What are the attributes of those born after 1980 with access to the tools and with the skills to use them?
- Identity: did not distinguish between their Facebook profile and their offline life.
- It’s not distraction, it’s interaction: multi-tasking.
- Presumption that information will be digital, malleable. More about YouTube than Hollywood; P2P music. A social and public thing. Example: logo design contest — moving from consumers of information to creators — 15 yo British boy won the contest. “Lightweight” collaboration. “CouchSurfing” (example from the audience).
- Security: are kids really less safe? Data do not support that meme, but the context is different.

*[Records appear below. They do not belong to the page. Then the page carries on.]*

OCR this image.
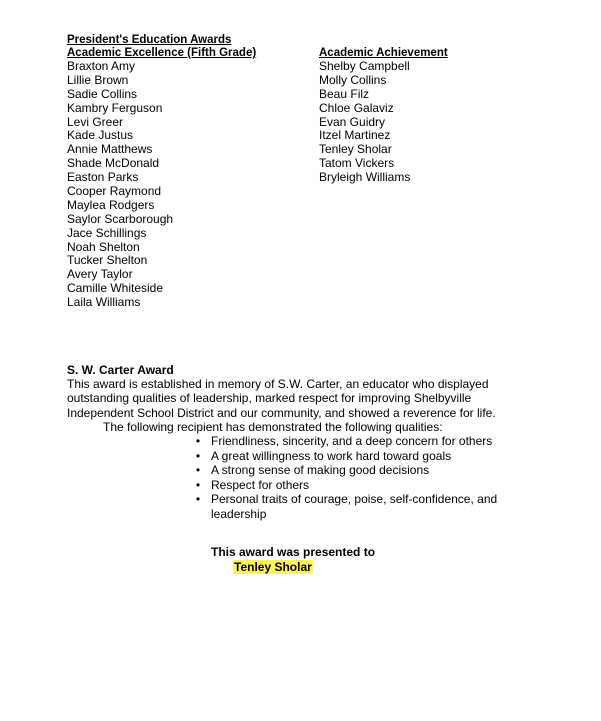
President's Education Awards
Academic Excellence (Fifth Grade)
Braxton Amy
Lillie Brown
Sadie Collins
Kambry Ferguson
Levi Greer
Kade Justus
Annie Matthews
Shade McDonald
Easton Parks
Cooper Raymond
Maylea Rodgers
Saylor Scarborough
Jace Schillings
Noah Shelton
Tucker Shelton
Avery Taylor
Camille Whiteside
Laila Williams
Academic Achievement
Shelby Campbell
Molly Collins
Beau Filz
Chloe Galaviz
Evan Guidry
Itzel Martinez
Tenley Sholar
Tatom Vickers
Bryleigh Williams
S. W. Carter Award

This award is established in memory of S.W. Carter, an educator who displayed outstanding qualities of leadership, marked respect for improving Shelbyville Independent School District and our community, and showed a reverence for life.

The following recipient has demonstrated the following qualities:

• Friendliness, sincerity, and a deep concern for others
• A great willingness to work hard toward goals
• A strong sense of making good decisions
• Respect for others
• Personal traits of courage, poise, self-confidence, and leadership
This award was presented to
Tenley Sholar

Bullying is in the news — it’s clearly more visible (recorded) but I’m not convinced that there is more bullying.
- Privacy: Information is going to stick-around … very sophisticated kids may realize that these are like tattoos, but most do not. We have a sense that we have not thought through the implications of living cradle to grave with your entire life recorded.
- Intellectual Property: copyright is an everyday issue with young people. Do we want to encourage it? Remix issues! Extraordinarily complex. (Joke about fair use.)
- Credibility: kids are presented with a challenge between what they can trust and what they can’t. If you were assigned a topic, how would you go about learning this? The first thing, type in topic, hit return, look for Wikipedia entry. The divergence was this: were they sophisticated enough to judge the credibility of the article? (Joke about library as field trip.)
- In each of these instances there are positive things, opportunities. Just as we worry about security, we need to think about expression and identity. When it comes to intellectual property, there is something extraordinary going on as they remake their culture (semiotic democracy). Just as credibility is a concern, there are opportunities .. how do you act skeptically in society?
- This book is for parents and teachers. It’s not for lawyers and academics. There is a wiki, a blog, a Facebook page.
- Only a very small number of kids were using these technologies as part of their civic life.
Lance Bennett: thinking about how mind-numbing civics in school is … kids who take field trips often coming away feeling worse about politics than when they went. Kids who takes civics in a democratic classroom where they can use media that they are interested in … prosper. We need to change the way we communicate about politics, not just in the US. Open communications base, let kids create and share media, then they prosper. We’re building a digital commons and they are beginning to come.
Q&A
- The technologies can flatten the difference between disadvantaged and elite kids. With a great teacher. The fear is when teachers and parents don’t want to be part of this game — then there’s a gulf.
- Mass communications online – easier to spread a lie or is it more easily exposed? No one wanted to answer this.
- Cognitive development question : concentrated reading is not really happening. I have concerns about democracy because of that. (Based on Atlantic “Is Google Making Us Stupid?” argument.)
- Libraries: public spaces, becoming more important, not less important.